東工大時代に構造主義関係の講義を聴いた記憶がある橋爪先生の新著。かなりざっくりとしたアメリカ論で、歴史、宗教、文化、国際関係までを大づかみに捉えられる。アメリカの社会構造に関する議論は、ああなるほどなと納得。アメリカではまず第一に個人の自由が尊重され、それに反しない範囲で会社、NPOなどの中間組織が作られる。社会学用語で「アソシエーション」と呼ばれ、設定された目的のために人が集まり、目標を達成すればさっさと解散してしまう。逆に日本では、個人の自由より中間組織のほうが重視され、しまいには組織の存続自体が目的となってしまう。

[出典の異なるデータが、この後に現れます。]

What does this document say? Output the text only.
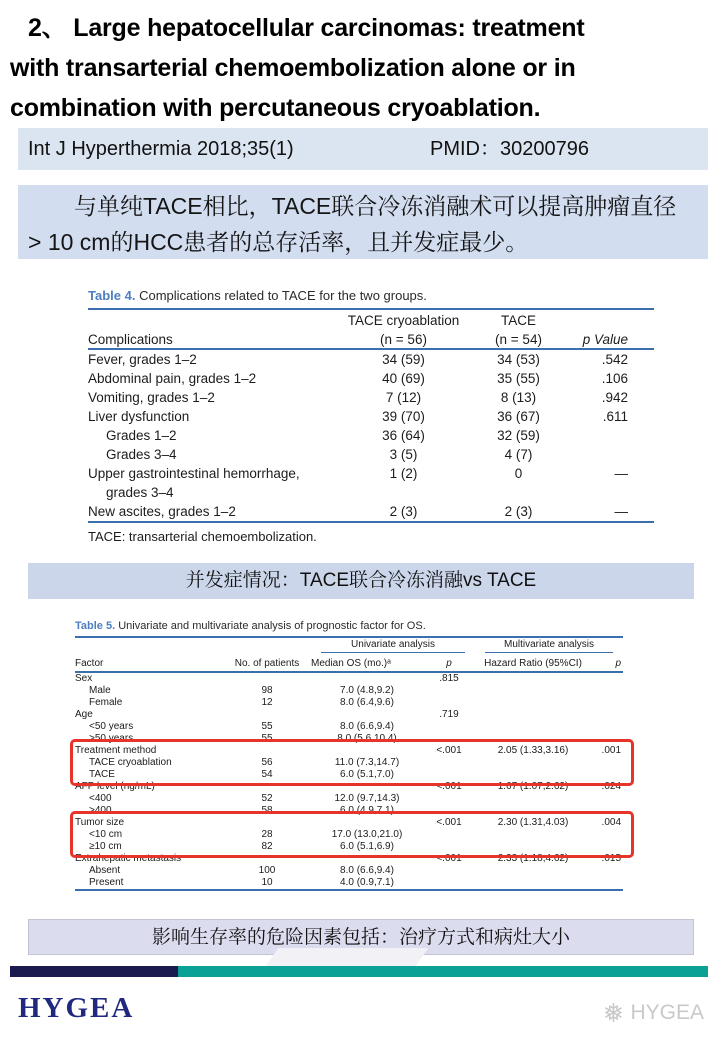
2、 Large hepatocellular carcinomas: treatment
with transarterial chemoembolization alone or in
combination with percutaneous cryoablation.
Int J Hyperthermia 2018;35(1)	PMID：30200796
与单纯TACE相比，TACE联合冷冻消融术可以提高肿瘤直径
> 10 cm的HCC患者的总存活率，且并发症最少。
Table 4. Complications related to TACE for the two groups.
	TACE cryoablation	TACE	
Complications	(n = 56)	(n = 54)	p Value
Fever, grades 1–2	34 (59)	34 (53)	.542
Abdominal pain, grades 1–2	40 (69)	35 (55)	.106
Vomiting, grades 1–2	7 (12)	8 (13)	.942
Liver dysfunction	39 (70)	36 (67)	.611
Grades 1–2	36 (64)	32 (59)	
Grades 3–4	3 (5)	4 (7)	
Upper gastrointestinal hemorrhage,	1 (2)	0	—
grades 3–4			
New ascites, grades 1–2	2 (3)	2 (3)	—
TACE: transarterial chemoembolization.
并发症情况：TACE联合冷冻消融vs TACE
Table 5. Univariate and multivariate analysis of prognostic factor for OS.

		Univariate analysis		Multivariate analysis	

Factor	No. of patients	Median OS (mo.)ᵃ	p	Hazard Ratio (95%CI)	p
Sex			.815		
Male	98	7.0 (4.8,9.2)			
Female	12	8.0 (6.4,9.6)			
Age			.719		
<50 years	55	8.0 (6.6,9.4)			
>50 years	55	8.0 (5.6,10.4)			
Treatment method			<.001	2.05 (1.33,3.16)	.001
TACE cryoablation	56	11.0 (7.3,14.7)			
TACE	54	6.0 (5.1,7.0)			
AFP level (ng/mL)			<.001	1.67 (1.07,2.62)	.024
<400	52	12.0 (9.7,14.3)			
>400	58	6.0 (4.9,7.1)			
Tumor size			<.001	2.30 (1.31,4.03)	.004
<10 cm	28	17.0 (13.0,21.0)			
≥10 cm	82	6.0 (5.1,6.9)			
Extrahepatic metastasis			<.001	2.33 (1.18,4.62)	.015
Absent	100	8.0 (6.6,9.4)			
Present	10	4.0 (0.9,7.1)			
影响生存率的危险因素包括：治疗方式和病灶大小
HYGEA	❅ HYGEA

社会学的にはどちらが優れているという話ではないのだが、ソフトウェア開発なぞの効率を考えれば、このアソシエーションという仕組みはうまくマッチしているように思う。日本のソフトウェアの弱さも突き詰めれば社会構造に原因を求められるのかもしれない。最近は日本も変わってきているような気がするけど、どうかなあ。

本日のツッコミ(全3件) [ツッコミを入れる]
_ くめ (2005-07-21 07:41)

実はおおまかな枠組みがきっちり明確に決まっていて、その枠組みの中での自由、というところがポイントなんかな?アプリケーションフレームワークなんかと似たような発想のような気がしますがどうでしょう?

_ Cafebabe (2005-07-21 11:28)

与えられた仕事のレベルと,労働者の質によって,適している組織構造が違うのでは?

_ とよだ (2005-07-21 16:28)

アメリカの人がホントに自由かというとまた色々ありそうです。ただ、求められるレベルや質に適応しやすいのがアソシエーションなんではないかと思います。